In contrast to antibodies used in cancer therapeutics, which aim to stimulate an immune attack, therapeutic antibodies for inflammatory and autoimmune diseases are designed to do the opposite: neutralizing antibodies bind to pro-inflammatory factors and prevent them from exacerbating the immune response. Two recently published studies developed antibodies to minimize FcR-mediated immune responses with the benefit of Gene Synthesis of full-length or truncated DNA sequences encoding immunoglobulin chains, Fc receptors, and other components of inflammatory signaling:
- J Immunol. 2013 Sep. Chimeric Anti-CD14 IGG2/4 Hybrid Antibodies For Therapeutic Intervention In Pig And Human Models of Inflammation. Lau et al. designed chimeric anti-CD14 antibodies containing the IgG2/IgG4 hybrid Fc region, which minimizes FcγR binding and complement activation and makes these Abs suitable for therapeutic intervention in pig and human models of inflammation. In order to construct and characterize these Abs, they used Gene Synthesis of truncated gene sequences encoding FcRn as part of their rigorous testing of this new antibody's effects on Fc-mediated immune responses.
- MAbs. 2013 May. Autoantibody Depletion Ameliorates Disease In Murine Experimental Autoimmune Encephalomyelitis. Challa et al. used FcRn-binding antibodies to enhance degradation of autoantibodies and ameliorate disease in the murine experimental autoimmune encephalomyelitis (EAE) model of multiple sclerosis (MS). Autoantibodies are a hallmark of MS and other autoimmune diseases such as lupus and rheumatoid arthritis, and signaling through FcR regulates T-cell activation by self-peptides and generation of autoantibodies. To produce their desired recombinant IgG expression constructs, they ordered Gene Synthesis of specific heavy- and light-chain variable domains.

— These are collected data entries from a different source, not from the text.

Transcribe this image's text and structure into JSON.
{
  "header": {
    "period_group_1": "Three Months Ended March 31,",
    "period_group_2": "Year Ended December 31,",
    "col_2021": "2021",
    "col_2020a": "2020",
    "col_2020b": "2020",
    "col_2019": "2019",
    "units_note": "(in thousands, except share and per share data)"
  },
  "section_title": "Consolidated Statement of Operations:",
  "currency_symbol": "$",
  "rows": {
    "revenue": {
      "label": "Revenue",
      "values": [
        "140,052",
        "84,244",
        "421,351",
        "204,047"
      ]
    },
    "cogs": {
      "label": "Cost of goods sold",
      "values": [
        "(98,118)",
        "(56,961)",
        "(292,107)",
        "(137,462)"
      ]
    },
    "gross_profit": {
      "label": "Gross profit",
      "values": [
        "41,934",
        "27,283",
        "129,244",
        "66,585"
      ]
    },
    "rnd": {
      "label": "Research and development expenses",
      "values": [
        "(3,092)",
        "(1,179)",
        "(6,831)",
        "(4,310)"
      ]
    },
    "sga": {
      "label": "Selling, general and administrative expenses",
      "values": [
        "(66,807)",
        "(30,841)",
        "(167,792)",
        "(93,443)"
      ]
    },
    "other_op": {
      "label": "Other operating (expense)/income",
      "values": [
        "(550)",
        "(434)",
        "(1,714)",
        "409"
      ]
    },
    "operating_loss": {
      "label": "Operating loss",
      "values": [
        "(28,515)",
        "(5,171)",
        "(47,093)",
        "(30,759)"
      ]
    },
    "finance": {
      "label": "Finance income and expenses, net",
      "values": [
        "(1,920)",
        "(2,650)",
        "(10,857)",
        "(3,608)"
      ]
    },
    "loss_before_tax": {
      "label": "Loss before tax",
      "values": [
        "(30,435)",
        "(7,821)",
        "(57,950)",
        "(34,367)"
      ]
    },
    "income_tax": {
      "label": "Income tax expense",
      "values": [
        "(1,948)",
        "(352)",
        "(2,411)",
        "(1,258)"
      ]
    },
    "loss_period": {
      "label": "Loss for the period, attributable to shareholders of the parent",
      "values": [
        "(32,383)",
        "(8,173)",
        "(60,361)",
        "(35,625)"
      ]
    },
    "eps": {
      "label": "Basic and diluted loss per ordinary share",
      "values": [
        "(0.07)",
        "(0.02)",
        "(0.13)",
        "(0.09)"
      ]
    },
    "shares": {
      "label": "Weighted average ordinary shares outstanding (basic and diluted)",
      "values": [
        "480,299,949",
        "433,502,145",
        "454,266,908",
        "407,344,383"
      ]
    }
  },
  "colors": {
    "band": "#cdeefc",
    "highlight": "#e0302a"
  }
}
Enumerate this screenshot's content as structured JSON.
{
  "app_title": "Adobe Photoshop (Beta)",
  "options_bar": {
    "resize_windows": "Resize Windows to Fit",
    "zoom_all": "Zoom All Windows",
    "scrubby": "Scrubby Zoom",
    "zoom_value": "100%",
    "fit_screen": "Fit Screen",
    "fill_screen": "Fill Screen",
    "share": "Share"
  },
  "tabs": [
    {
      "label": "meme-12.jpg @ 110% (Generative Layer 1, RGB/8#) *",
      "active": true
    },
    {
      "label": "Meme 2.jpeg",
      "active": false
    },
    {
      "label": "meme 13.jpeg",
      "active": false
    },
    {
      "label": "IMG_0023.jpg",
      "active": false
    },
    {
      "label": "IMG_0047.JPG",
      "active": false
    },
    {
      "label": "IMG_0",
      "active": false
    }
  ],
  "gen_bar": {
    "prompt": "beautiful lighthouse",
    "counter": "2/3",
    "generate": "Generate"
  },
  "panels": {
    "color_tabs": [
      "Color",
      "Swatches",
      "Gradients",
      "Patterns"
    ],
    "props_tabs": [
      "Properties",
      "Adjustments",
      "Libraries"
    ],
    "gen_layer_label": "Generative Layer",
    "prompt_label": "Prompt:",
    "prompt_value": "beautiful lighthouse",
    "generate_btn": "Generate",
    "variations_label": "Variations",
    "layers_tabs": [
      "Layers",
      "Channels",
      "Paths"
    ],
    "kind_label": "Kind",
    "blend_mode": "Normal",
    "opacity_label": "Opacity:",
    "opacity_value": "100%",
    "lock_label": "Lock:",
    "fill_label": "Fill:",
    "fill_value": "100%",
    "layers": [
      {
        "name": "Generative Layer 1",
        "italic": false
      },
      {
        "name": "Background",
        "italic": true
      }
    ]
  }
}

- BMC Immunol. 2012 Apr. Prevalence of Collagen VII-specific Autoantibodies In Patients With Autoimmune And Inflammatory Diseases. Licarete et al. ordered gene synthesis of a sequence encoding a chimeric protein that enables a new, sensitive, specific ELISA immunoassay to detect collagen-specific antibodies. This tool will improve the routine diagnosis and disease monitoring in patients as well as supporting future clinical and translational research.